Despite all the hand-wringing over the tech, Glass is only the beginning of wearable, augmented reality technology. What’s more, there are actually several alternatives—some current, others promisingly near production—for meshing digital data streams into your in-the-moment reality. Not only does this gear go way beyond smart pedometers and connected watches, but most of these options are quite a bit cheaper than Glass, as well. Consider the options below.

Augmented Reality Apps
Part of Glass’s futuristic appeal is that it augments reality, or supplements your view of the world with high-tech visual input, such as a map overlay on a city block. AR is awesome—and it makes you feel like you’re in a video game or flying a fighter jet—but it’s not new, and it’s something you can get pretty easily (and cheaply) on any device that has a camera and an Internet connection.

To get sci-fi vision right away, download an AR app such as Wikitude (free; Android and iOS), which uses location data to give you a digital overlay of nearby restaurants, hotels, and attractions.

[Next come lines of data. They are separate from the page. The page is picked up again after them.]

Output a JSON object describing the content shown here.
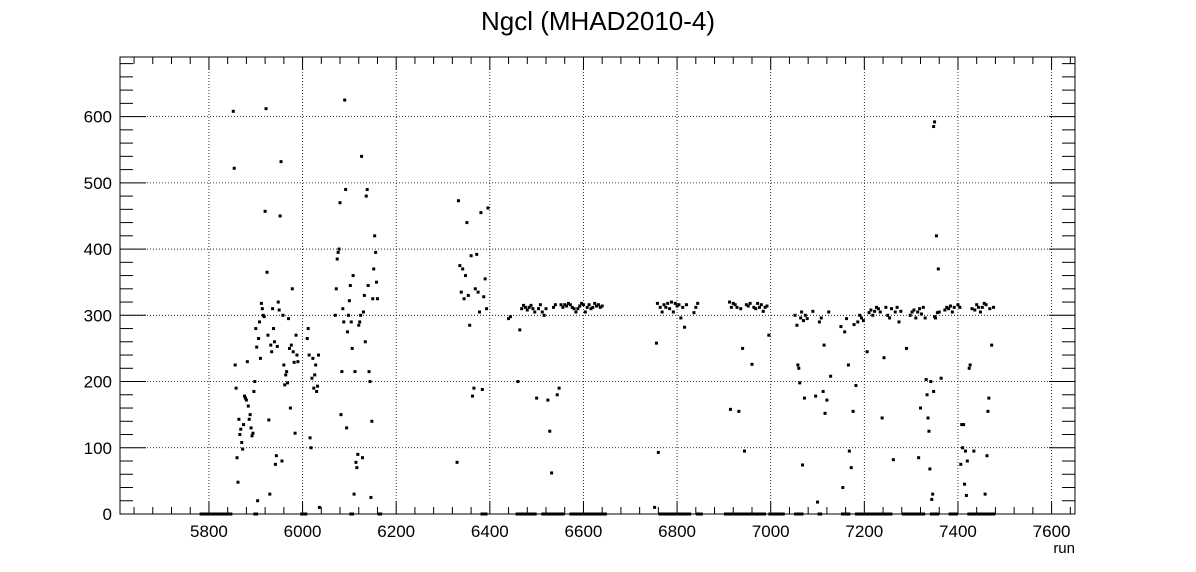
{
  "chart_data": {
    "type": "scatter",
    "title": "Ngcl (MHAD2010-4)",
    "xlabel": "run",
    "ylabel": "",
    "xlim": [
      5610,
      7650
    ],
    "ylim": [
      0,
      690
    ],
    "x_ticks": [
      5800,
      6000,
      6200,
      6400,
      6600,
      6800,
      7000,
      7200,
      7400,
      7600
    ],
    "y_ticks": [
      0,
      100,
      200,
      300,
      400,
      500,
      600
    ],
    "grid": true,
    "marker_color": "#000000",
    "points": [
      [
        5852,
        608
      ],
      [
        5854,
        522
      ],
      [
        5856,
        225
      ],
      [
        5858,
        190
      ],
      [
        5860,
        85
      ],
      [
        5862,
        48
      ],
      [
        5864,
        143
      ],
      [
        5866,
        120
      ],
      [
        5868,
        128
      ],
      [
        5870,
        108
      ],
      [
        5872,
        98
      ],
      [
        5874,
        135
      ],
      [
        5876,
        178
      ],
      [
        5878,
        175
      ],
      [
        5880,
        172
      ],
      [
        5882,
        230
      ],
      [
        5884,
        163
      ],
      [
        5886,
        143
      ],
      [
        5888,
        150
      ],
      [
        5890,
        130
      ],
      [
        5892,
        118
      ],
      [
        5894,
        122
      ],
      [
        5896,
        185
      ],
      [
        5898,
        200
      ],
      [
        5900,
        280
      ],
      [
        5902,
        252
      ],
      [
        5904,
        20
      ],
      [
        5906,
        265
      ],
      [
        5908,
        290
      ],
      [
        5910,
        235
      ],
      [
        5912,
        318
      ],
      [
        5914,
        310
      ],
      [
        5916,
        300
      ],
      [
        5918,
        298
      ],
      [
        5920,
        457
      ],
      [
        5922,
        612
      ],
      [
        5924,
        365
      ],
      [
        5926,
        270
      ],
      [
        5928,
        142
      ],
      [
        5930,
        30
      ],
      [
        5932,
        255
      ],
      [
        5934,
        245
      ],
      [
        5936,
        310
      ],
      [
        5938,
        280
      ],
      [
        5940,
        260
      ],
      [
        5942,
        75
      ],
      [
        5944,
        88
      ],
      [
        5946,
        253
      ],
      [
        5948,
        320
      ],
      [
        5950,
        308
      ],
      [
        5952,
        450
      ],
      [
        5954,
        532
      ],
      [
        5956,
        80
      ],
      [
        5958,
        300
      ],
      [
        5960,
        225
      ],
      [
        5962,
        195
      ],
      [
        5964,
        210
      ],
      [
        5966,
        215
      ],
      [
        5968,
        198
      ],
      [
        5970,
        295
      ],
      [
        5972,
        250
      ],
      [
        5974,
        160
      ],
      [
        5976,
        255
      ],
      [
        5978,
        340
      ],
      [
        5980,
        245
      ],
      [
        5982,
        229
      ],
      [
        5984,
        122
      ],
      [
        5986,
        270
      ],
      [
        5988,
        240
      ],
      [
        5990,
        230
      ],
      [
        6010,
        265
      ],
      [
        6012,
        280
      ],
      [
        6014,
        240
      ],
      [
        6016,
        115
      ],
      [
        6018,
        100
      ],
      [
        6020,
        205
      ],
      [
        6022,
        235
      ],
      [
        6024,
        190
      ],
      [
        6026,
        210
      ],
      [
        6028,
        225
      ],
      [
        6030,
        185
      ],
      [
        6032,
        193
      ],
      [
        6034,
        240
      ],
      [
        6036,
        10
      ],
      [
        6070,
        300
      ],
      [
        6072,
        340
      ],
      [
        6074,
        385
      ],
      [
        6076,
        395
      ],
      [
        6078,
        400
      ],
      [
        6080,
        470
      ],
      [
        6082,
        150
      ],
      [
        6084,
        215
      ],
      [
        6086,
        310
      ],
      [
        6088,
        290
      ],
      [
        6090,
        625
      ],
      [
        6092,
        490
      ],
      [
        6094,
        130
      ],
      [
        6096,
        275
      ],
      [
        6098,
        300
      ],
      [
        6100,
        322
      ],
      [
        6102,
        345
      ],
      [
        6104,
        290
      ],
      [
        6106,
        250
      ],
      [
        6108,
        360
      ],
      [
        6110,
        30
      ],
      [
        6112,
        215
      ],
      [
        6114,
        78
      ],
      [
        6116,
        70
      ],
      [
        6118,
        90
      ],
      [
        6120,
        285
      ],
      [
        6122,
        290
      ],
      [
        6124,
        300
      ],
      [
        6126,
        540
      ],
      [
        6128,
        85
      ],
      [
        6130,
        305
      ],
      [
        6132,
        330
      ],
      [
        6134,
        260
      ],
      [
        6136,
        480
      ],
      [
        6138,
        490
      ],
      [
        6140,
        345
      ],
      [
        6142,
        215
      ],
      [
        6144,
        200
      ],
      [
        6146,
        25
      ],
      [
        6148,
        140
      ],
      [
        6150,
        325
      ],
      [
        6152,
        370
      ],
      [
        6154,
        420
      ],
      [
        6156,
        395
      ],
      [
        6158,
        350
      ],
      [
        6160,
        325
      ],
      [
        6330,
        78
      ],
      [
        6333,
        473
      ],
      [
        6336,
        375
      ],
      [
        6339,
        335
      ],
      [
        6342,
        370
      ],
      [
        6345,
        325
      ],
      [
        6348,
        360
      ],
      [
        6351,
        440
      ],
      [
        6354,
        330
      ],
      [
        6357,
        285
      ],
      [
        6360,
        390
      ],
      [
        6363,
        178
      ],
      [
        6366,
        190
      ],
      [
        6369,
        340
      ],
      [
        6372,
        392
      ],
      [
        6375,
        335
      ],
      [
        6378,
        305
      ],
      [
        6381,
        455
      ],
      [
        6384,
        188
      ],
      [
        6387,
        328
      ],
      [
        6390,
        355
      ],
      [
        6393,
        310
      ],
      [
        6396,
        462
      ],
      [
        6440,
        295
      ],
      [
        6444,
        298
      ],
      [
        6460,
        200
      ],
      [
        6464,
        278
      ],
      [
        6468,
        310
      ],
      [
        6472,
        315
      ],
      [
        6476,
        312
      ],
      [
        6480,
        308
      ],
      [
        6484,
        312
      ],
      [
        6488,
        315
      ],
      [
        6492,
        310
      ],
      [
        6496,
        305
      ],
      [
        6500,
        175
      ],
      [
        6504,
        310
      ],
      [
        6508,
        316
      ],
      [
        6512,
        305
      ],
      [
        6516,
        300
      ],
      [
        6520,
        310
      ],
      [
        6524,
        172
      ],
      [
        6528,
        125
      ],
      [
        6532,
        62
      ],
      [
        6536,
        312
      ],
      [
        6540,
        316
      ],
      [
        6544,
        180
      ],
      [
        6548,
        190
      ],
      [
        6552,
        316
      ],
      [
        6556,
        312
      ],
      [
        6560,
        316
      ],
      [
        6564,
        314
      ],
      [
        6568,
        318
      ],
      [
        6572,
        316
      ],
      [
        6576,
        312
      ],
      [
        6580,
        310
      ],
      [
        6584,
        305
      ],
      [
        6588,
        310
      ],
      [
        6592,
        314
      ],
      [
        6596,
        318
      ],
      [
        6600,
        316
      ],
      [
        6604,
        305
      ],
      [
        6608,
        312
      ],
      [
        6612,
        316
      ],
      [
        6616,
        310
      ],
      [
        6620,
        312
      ],
      [
        6624,
        318
      ],
      [
        6628,
        314
      ],
      [
        6632,
        316
      ],
      [
        6636,
        312
      ],
      [
        6640,
        314
      ],
      [
        6752,
        10
      ],
      [
        6756,
        258
      ],
      [
        6758,
        318
      ],
      [
        6760,
        93
      ],
      [
        6764,
        312
      ],
      [
        6768,
        305
      ],
      [
        6772,
        316
      ],
      [
        6776,
        312
      ],
      [
        6780,
        318
      ],
      [
        6784,
        310
      ],
      [
        6788,
        320
      ],
      [
        6792,
        305
      ],
      [
        6796,
        318
      ],
      [
        6800,
        314
      ],
      [
        6804,
        316
      ],
      [
        6808,
        296
      ],
      [
        6812,
        312
      ],
      [
        6816,
        282
      ],
      [
        6820,
        316
      ],
      [
        6836,
        304
      ],
      [
        6840,
        312
      ],
      [
        6844,
        318
      ],
      [
        6912,
        320
      ],
      [
        6914,
        158
      ],
      [
        6916,
        312
      ],
      [
        6920,
        318
      ],
      [
        6924,
        316
      ],
      [
        6928,
        312
      ],
      [
        6932,
        155
      ],
      [
        6936,
        310
      ],
      [
        6940,
        250
      ],
      [
        6944,
        95
      ],
      [
        6948,
        316
      ],
      [
        6952,
        314
      ],
      [
        6956,
        318
      ],
      [
        6960,
        226
      ],
      [
        6964,
        312
      ],
      [
        6968,
        310
      ],
      [
        6972,
        318
      ],
      [
        6976,
        312
      ],
      [
        6980,
        316
      ],
      [
        6984,
        306
      ],
      [
        6988,
        312
      ],
      [
        6992,
        314
      ],
      [
        6996,
        270
      ],
      [
        7052,
        300
      ],
      [
        7056,
        285
      ],
      [
        7058,
        225
      ],
      [
        7060,
        220
      ],
      [
        7062,
        198
      ],
      [
        7064,
        296
      ],
      [
        7066,
        305
      ],
      [
        7068,
        74
      ],
      [
        7070,
        292
      ],
      [
        7072,
        175
      ],
      [
        7074,
        300
      ],
      [
        7078,
        295
      ],
      [
        7090,
        306
      ],
      [
        7096,
        178
      ],
      [
        7100,
        18
      ],
      [
        7104,
        290
      ],
      [
        7108,
        296
      ],
      [
        7112,
        185
      ],
      [
        7114,
        255
      ],
      [
        7116,
        152
      ],
      [
        7120,
        172
      ],
      [
        7124,
        305
      ],
      [
        7128,
        208
      ],
      [
        7150,
        283
      ],
      [
        7154,
        40
      ],
      [
        7158,
        275
      ],
      [
        7162,
        295
      ],
      [
        7166,
        225
      ],
      [
        7168,
        95
      ],
      [
        7172,
        70
      ],
      [
        7176,
        155
      ],
      [
        7178,
        286
      ],
      [
        7182,
        194
      ],
      [
        7186,
        290
      ],
      [
        7190,
        300
      ],
      [
        7194,
        296
      ],
      [
        7198,
        292
      ],
      [
        7206,
        245
      ],
      [
        7210,
        304
      ],
      [
        7214,
        308
      ],
      [
        7218,
        300
      ],
      [
        7222,
        306
      ],
      [
        7226,
        312
      ],
      [
        7230,
        310
      ],
      [
        7234,
        305
      ],
      [
        7238,
        145
      ],
      [
        7242,
        236
      ],
      [
        7246,
        312
      ],
      [
        7250,
        300
      ],
      [
        7254,
        296
      ],
      [
        7258,
        310
      ],
      [
        7262,
        82
      ],
      [
        7266,
        305
      ],
      [
        7270,
        312
      ],
      [
        7274,
        290
      ],
      [
        7278,
        306
      ],
      [
        7290,
        250
      ],
      [
        7298,
        300
      ],
      [
        7302,
        305
      ],
      [
        7306,
        308
      ],
      [
        7310,
        296
      ],
      [
        7314,
        305
      ],
      [
        7316,
        85
      ],
      [
        7318,
        310
      ],
      [
        7320,
        160
      ],
      [
        7322,
        302
      ],
      [
        7326,
        312
      ],
      [
        7330,
        296
      ],
      [
        7332,
        203
      ],
      [
        7334,
        180
      ],
      [
        7336,
        145
      ],
      [
        7338,
        125
      ],
      [
        7340,
        68
      ],
      [
        7342,
        200
      ],
      [
        7344,
        22
      ],
      [
        7346,
        30
      ],
      [
        7348,
        185
      ],
      [
        7350,
        298
      ],
      [
        7352,
        296
      ],
      [
        7356,
        304
      ],
      [
        7360,
        305
      ],
      [
        7348,
        585
      ],
      [
        7350,
        592
      ],
      [
        7354,
        420
      ],
      [
        7358,
        370
      ],
      [
        7364,
        205
      ],
      [
        7372,
        308
      ],
      [
        7376,
        312
      ],
      [
        7380,
        310
      ],
      [
        7384,
        314
      ],
      [
        7388,
        305
      ],
      [
        7392,
        312
      ],
      [
        7400,
        316
      ],
      [
        7404,
        312
      ],
      [
        7406,
        75
      ],
      [
        7408,
        135
      ],
      [
        7410,
        100
      ],
      [
        7412,
        135
      ],
      [
        7414,
        45
      ],
      [
        7416,
        95
      ],
      [
        7418,
        28
      ],
      [
        7420,
        80
      ],
      [
        7424,
        220
      ],
      [
        7426,
        225
      ],
      [
        7430,
        310
      ],
      [
        7434,
        95
      ],
      [
        7436,
        308
      ],
      [
        7440,
        316
      ],
      [
        7444,
        312
      ],
      [
        7448,
        305
      ],
      [
        7452,
        312
      ],
      [
        7456,
        318
      ],
      [
        7458,
        30
      ],
      [
        7460,
        316
      ],
      [
        7462,
        88
      ],
      [
        7464,
        155
      ],
      [
        7466,
        175
      ],
      [
        7468,
        310
      ],
      [
        7472,
        255
      ],
      [
        7476,
        312
      ]
    ],
    "zero_segments": [
      [
        5780,
        5850
      ],
      [
        5895,
        5905
      ],
      [
        5995,
        6010
      ],
      [
        6100,
        6110
      ],
      [
        6160,
        6170
      ],
      [
        6380,
        6395
      ],
      [
        6455,
        6500
      ],
      [
        6510,
        6560
      ],
      [
        6570,
        6650
      ],
      [
        6760,
        6830
      ],
      [
        6840,
        6855
      ],
      [
        6900,
        6990
      ],
      [
        6995,
        7030
      ],
      [
        7050,
        7070
      ],
      [
        7100,
        7110
      ],
      [
        7150,
        7170
      ],
      [
        7180,
        7260
      ],
      [
        7280,
        7330
      ],
      [
        7340,
        7360
      ],
      [
        7380,
        7400
      ],
      [
        7420,
        7480
      ]
    ]
  }
}
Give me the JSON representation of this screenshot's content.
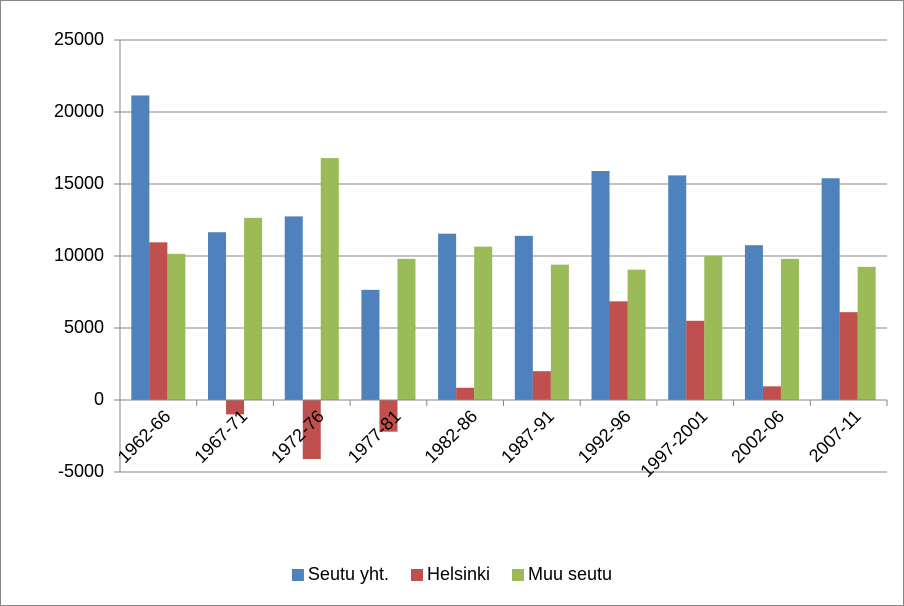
{
  "chart_data": {
    "type": "bar",
    "categories": [
      "1962-66",
      "1967-71",
      "1972-76",
      "1977-81",
      "1982-86",
      "1987-91",
      "1992-96",
      "1997-2001",
      "2002-06",
      "2007-11"
    ],
    "series": [
      {
        "name": "Seutu yht.",
        "color": "#4f81bd",
        "values": [
          21150,
          11650,
          12750,
          7650,
          11550,
          11400,
          15900,
          15600,
          10750,
          15400
        ]
      },
      {
        "name": "Helsinki",
        "color": "#c0504d",
        "values": [
          10950,
          -1000,
          -4100,
          -2200,
          850,
          2000,
          6850,
          5500,
          950,
          6100
        ]
      },
      {
        "name": "Muu seutu",
        "color": "#9bbb59",
        "values": [
          10150,
          12650,
          16800,
          9800,
          10650,
          9400,
          9050,
          10000,
          9800,
          9250
        ]
      }
    ],
    "ylim": [
      -5000,
      25000
    ],
    "yticks": [
      -5000,
      0,
      5000,
      10000,
      15000,
      20000,
      25000
    ],
    "grid": true,
    "legend": "bottom"
  }
}
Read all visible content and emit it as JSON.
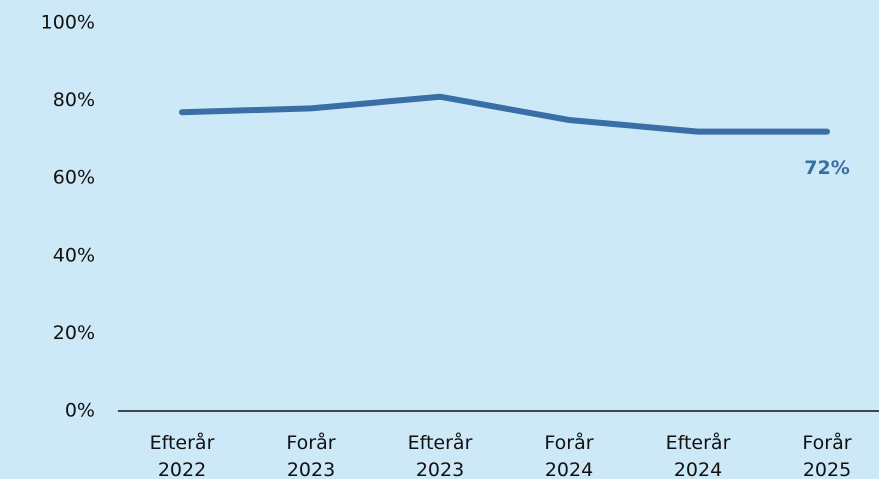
{
  "chart_data": {
    "type": "line",
    "categories": [
      [
        "Efterår",
        "2022"
      ],
      [
        "Forår",
        "2023"
      ],
      [
        "Efterår",
        "2023"
      ],
      [
        "Forår",
        "2024"
      ],
      [
        "Efterår",
        "2024"
      ],
      [
        "Forår",
        "2025"
      ]
    ],
    "series": [
      {
        "color": "#3a6fa6",
        "values": [
          77,
          78,
          81,
          75,
          72,
          72
        ],
        "value_labels": [
          null,
          null,
          null,
          null,
          null,
          "72%"
        ]
      }
    ],
    "ylim": [
      0,
      100
    ],
    "yticks": [
      {
        "value": 0,
        "label": "0%"
      },
      {
        "value": 20,
        "label": "20%"
      },
      {
        "value": 40,
        "label": "40%"
      },
      {
        "value": 60,
        "label": "60%"
      },
      {
        "value": 80,
        "label": "80%"
      },
      {
        "value": 100,
        "label": "100%"
      }
    ],
    "grid": false
  }
}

Outdoorsy types will appreciate Theodolite ($3.99, iOS), a military-esque digital viewfinder with mapping, compass, and rangefinder features, as well as Sky Map (free; Android), an app that lets you point your phone at the stars and identify constellations.

Truly Wearable Tech
As a fashion statement, Glass is questionable, but logical: Most everyone can wear some type of glasses. But you know what else everyone wears? Socks. Sensoria Fitness created smart wearable tech in everyday garments—to date, their products include t-shirts, sports bras, and their latest creation, Fitness Socks ($149; Sensoria).

The socks are made of “high-tech, running-friendly fabric,” and features proprietary textile sensors. Pair the socks with the included detacheable Bluetooth anklet and Sensoria’s app will show you your step count, speed, calories, altitude, and distance, as well as your cadence, foot-landing technique, and weight distribution on your foot as you move. Sure, it’s a little much for the average runner, but the company says the real benefit comes from being able to identify injury-prone running styles, such as overpronating.

More Stylish Eyewear
Google isn’t the only company that wants to bring technology to your face—it’s just the most visible. But there are plenty of other smart glasses competitors on the market, many of which cost less and look cooler.

Recon Instruments’ Recon Jet smartglasses ($599, shipping late spring 2014; reconinstruments.com) are polarized sports sunglasses with a built-in head-up display for tracking performance metrics (including heart rate, power, cadence, speed, and distance) and displaying calls and text messages. Meanwhile, Laforge Optical is making a less obtrusive pair of smart glasses: Icis glasses ($620, shipping at the end of this year; laforgeoptical.com), which look like regular glasses and display information at the edge of your field of vision.

Fighter-Jet Functionality
Not everyone is on board with our future as cyborgs—a recent Harris Interactive poll found that the majority (59 percent) of Americans don’t understand the need for wearable tech devices at all. To be honest, it’s difficult to argue that Google Glass or smart pedometers are necessary or even all that useful—yet. But there are some areas in which augmented reality displays are very useful, such as in fighter jets.

Fighter jet HUDs keep pilots safe and focused on the task at hand, which is really important if you’re flying through the air at 2.5 times the speed of sound. It only makes sense to extrapolate HUD benefits to motorcycles—the fighter jets of the road. Silicon Valley startup Skully has done just that, with an augmented reality helmet that features a 180-degree rear-view camera, GPS navigation, and smartphone integration, all projected onto a HUD. The helmet is expected to debut later this year for over $1,000. Not a bad price for eyes in the back of your head.